The storyline goes like this: With a local paper announcing a competition for "The Wedding of the Year" whereby the lucky winners get an all expenses paid wedding with a honeymoon in Paris and 200 pounds spending money. Peggy is convinced that her daughter will win the prize, and as a challenge, Frank Edwards (Dwayne Campbell), Alison's uncle, thinks otherwise. True enough, his niece, Alison Murchison (Michelle Clarke), is "fat", but he wants to prove that she can win the prize. And so, the fun begins...
This is a delightful comedy, and overall, the actors did quite well in delivering their lines, particularly with that northern English twang. I especially enjoyed Sue Sparlin's acting. Her punchline timing was excellent and her voice projection was just right. I remember enjoying her performance in Cash on Delivery.
Judy McLellan (Ethel Murchinson) played her role as the understanding mother quite well, very natural in her speech. Martin Carr (Walter Thornton) needs to enunciate more. He was drawling, and I had the impression that he had a few drinks before the show.
Dwayne Campbell (Frank Edwards) said his lines automatically, as though he was parroting them. I think he should listen more and react to the other actors' speeches, rather than just saying the lines. Michelle Clarke (Alison Murchinson) had the physical qualification for the part, but I felt she needed to project both her personality and voice more.

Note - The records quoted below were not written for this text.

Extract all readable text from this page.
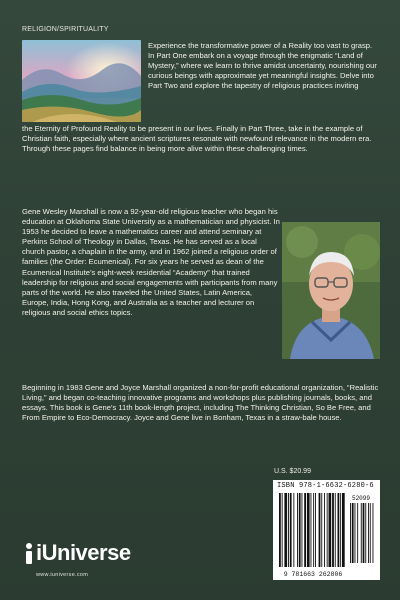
RELIGION/SPIRITUALITY

Experience the transformative power of a Reality too vast to grasp. In Part One embark on a voyage through the enigmatic “Land of Mystery,” where we learn to thrive amidst uncertainty, nourishing our curious beings with approximate yet meaningful insights. Delve into Part Two and explore the tapestry of religious practices inviting

the Eternity of Profound Reality to be present in our lives. Finally in Part Three, take in the example of Christian faith, especially where ancient scriptures resonate with newfound relevance in the modern era. Through these pages find balance in being more alive within these challenging times.

Gene Wesley Marshall is now a 92-year-old religious teacher who began his education at Oklahoma State University as a mathematician and physicist. In 1953 he decided to leave a mathematics career and attend seminary at Perkins School of Theology in Dallas, Texas. He has served as a local church pastor, a chaplain in the army, and in 1962 joined a religious order of families (the Order: Ecumenical). For six years he served as dean of the Ecumenical Institute’s eight-week residential “Academy” that trained leadership for religious and social engagements with participants from many parts of the world. He also traveled the United States, Latin America, Europe, India, Hong Kong, and Australia as a teacher and lecturer on religious and social ethics topics.

Beginning in 1983 Gene and Joyce Marshall organized a non-for-profit educational organization, “Realistic Living,” and began co-teaching innovative programs and workshops plus publishing journals, books, and essays. This book is Gene’s 11th book-length project, including The Thinking Christian, So Be Free, and From Empire to Eco-Democracy. Joyce and Gene live in Bonham, Texas in a straw-bale house.

U.S. $20.99
ISBN 978-1-6632-6280-6
52099
9 781663 262806
iUniverse
www.iuniverse.com
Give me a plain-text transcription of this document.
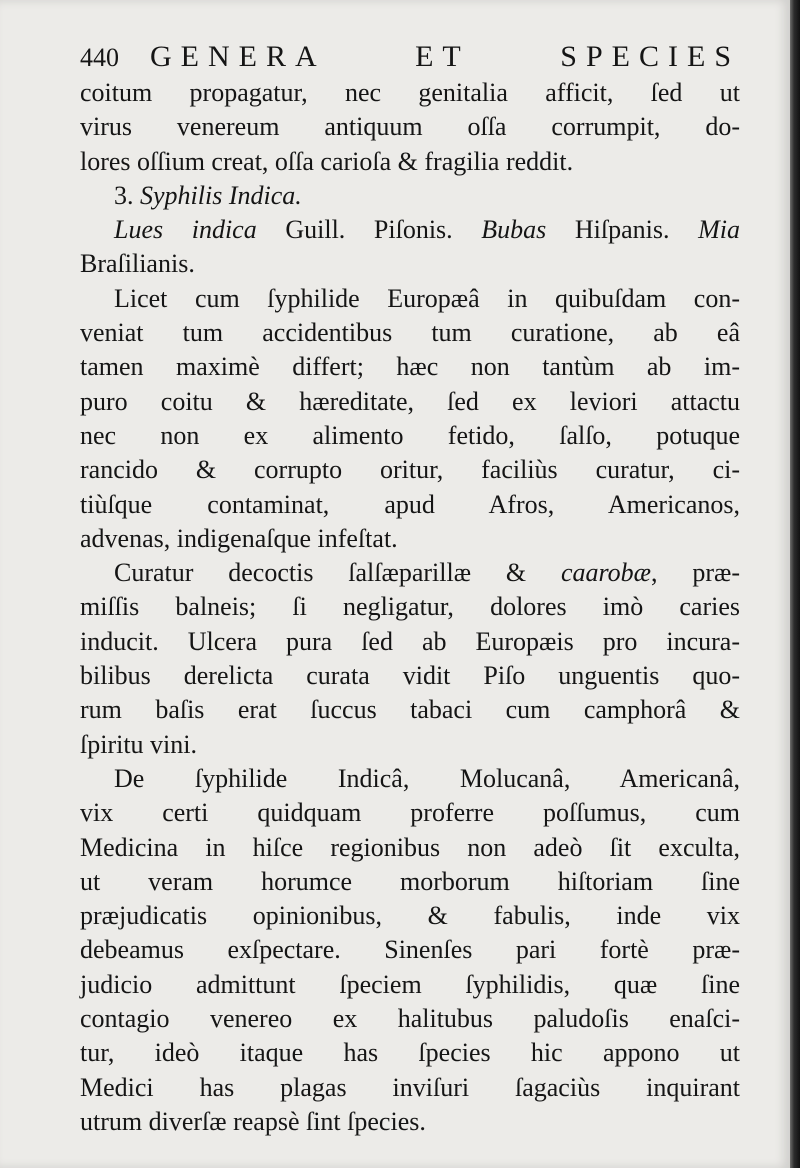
440	GENERA ET SPECIES
coitum propagatur, nec genitalia afficit, ſed ut
virus venereum antiquum oſſa corrumpit, do-
lores oſſium creat, oſſa carioſa & fragilia reddit.
3. Syphilis Indica.
Lues indica Guill. Piſonis. Bubas Hiſpanis. Mia
Braſilianis.
Licet cum ſyphilide Europæâ in quibuſdam con-
veniat tum accidentibus tum curatione, ab eâ
tamen maximè differt; hæc non tantùm ab im-
puro coitu & hæreditate, ſed ex leviori attactu
nec non ex alimento fetido, ſalſo, potuque
rancido & corrupto oritur, faciliùs curatur, ci-
tiùſque contaminat, apud Afros, Americanos,
advenas, indigenaſque infeſtat.
Curatur decoctis ſalſæparillæ & caarobæ, præ-
miſſis balneis; ſi negligatur, dolores imò caries
inducit. Ulcera pura ſed ab Europæis pro incura-
bilibus derelicta curata vidit Piſo unguentis quo-
rum baſis erat ſuccus tabaci cum camphorâ &
ſpiritu vini.
De ſyphilide Indicâ, Molucanâ, Americanâ,
vix certi quidquam proferre poſſumus, cum
Medicina in hiſce regionibus non adeò ſit exculta,
ut veram horumce morborum hiſtoriam ſine
præjudicatis opinionibus, & fabulis, inde vix
debeamus exſpectare. Sinenſes pari fortè præ-
judicio admittunt ſpeciem ſyphilidis, quæ ſine
contagio venereo ex halitubus paludoſis enaſci-
tur, ideò itaque has ſpecies hic appono ut
Medici has plagas inviſuri ſagaciùs inquirant
utrum diverſæ reapsè ſint ſpecies.
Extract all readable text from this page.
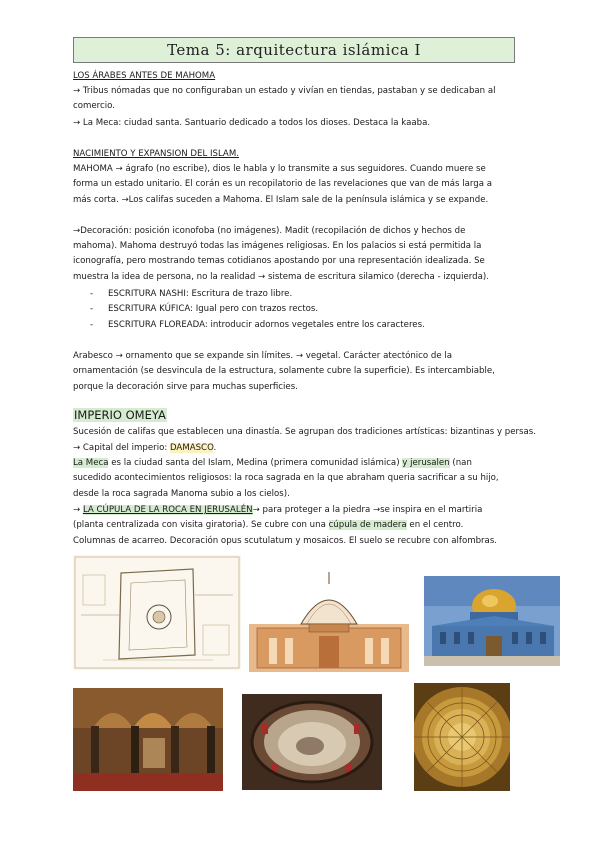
Tema 5: arquitectura islámica I
LOS ÁRABES ANTES DE MAHOMA
→ Tribus nómadas que no configuraban un estado y vivían en tiendas, pastaban y se dedicaban al
comercio.
→ La Meca: ciudad santa. Santuario dedicado a todos los dioses. Destaca la kaaba.
NACIMIENTO Y EXPANSION DEL ISLAM.
MAHOMA → ágrafo (no escribe), dios le habla y lo transmite a sus seguidores. Cuando muere se
forma un estado unitario. El corán es un recopilatorio de las revelaciones que van de más larga a
más corta. →Los califas suceden a Mahoma. El Islam sale de la península islámica y se expande.
→Decoración: posición iconofoba (no imágenes). Madit (recopilación de dichos y hechos de
mahoma). Mahoma destruyó todas las imágenes religiosas. En los palacios si está permitida la
iconografía, pero mostrando temas cotidianos apostando por una representación idealizada. Se
muestra la idea de persona, no la realidad → sistema de escritura silamico (derecha - izquierda).
- ESCRITURA NASHI: Escritura de trazo libre.
- ESCRITURA KÚFICA: Igual pero con trazos rectos.
- ESCRITURA FLOREADA: introducir adornos vegetales entre los caracteres.
Arabesco → ornamento que se expande sin límites. → vegetal. Carácter atectónico de la
ornamentación (se desvincula de la estructura, solamente cubre la superficie). Es intercambiable,
porque la decoración sirve para muchas superficies.
IMPERIO OMEYA
Sucesión de califas que establecen una dinastía. Se agrupan dos tradiciones artísticas: bizantinas y persas.
→ Capital del imperio: DAMASCO.
La Meca es la ciudad santa del Islam, Medina (primera comunidad islámica) y jerusalen (nan
sucedido acontecimientos religiosos: la roca sagrada en la que abraham queria sacrificar a su hijo,
desde la roca sagrada Manoma subio a los cielos).
→ LA CÚPULA DE LA ROCA EN JERUSALÉN→ para proteger a la piedra →se inspira en el martiria
(planta centralizada con visita giratoria). Se cubre con una cúpula de madera en el centro.
Columnas de acarreo. Decoración opus scutulatum y mosaicos. El suelo se recubre con alfombras.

Christine Egerton-Ball and Taylor Stutchbury as the Murchison aunts were funny, and truly broke the ice when they made their entrance with their proverbial one-liners. Upto this point, the play dragged a bit with so much dialogue, but the audience woke up with the entrance of these two characters. Chris Walters (Melvyn Thornton) played his part well as the clumsy fiancee, but needs to work on voice volume. George Koutsos (Harry Elphinstone) as the dressmaker gave a convincing performance as a suspected gay person.
There was one thing that made me feel (and perhaps, some other audience members) that something was lacking at the end of the play. The audience expected Alison to wear her wedding dress, but she never did. If I were the playwright, I would have added this little comic scene of how it would look on her.
The living-room set by Kathleen Hilton was superb. This is one feature in Metro I admire the most: their set designs. However, I felt, during this matinee performance, that the timing in lighting and sound was off, especially after curtain call; the audience is left in darkness for almost a minute before the music and houselights come up.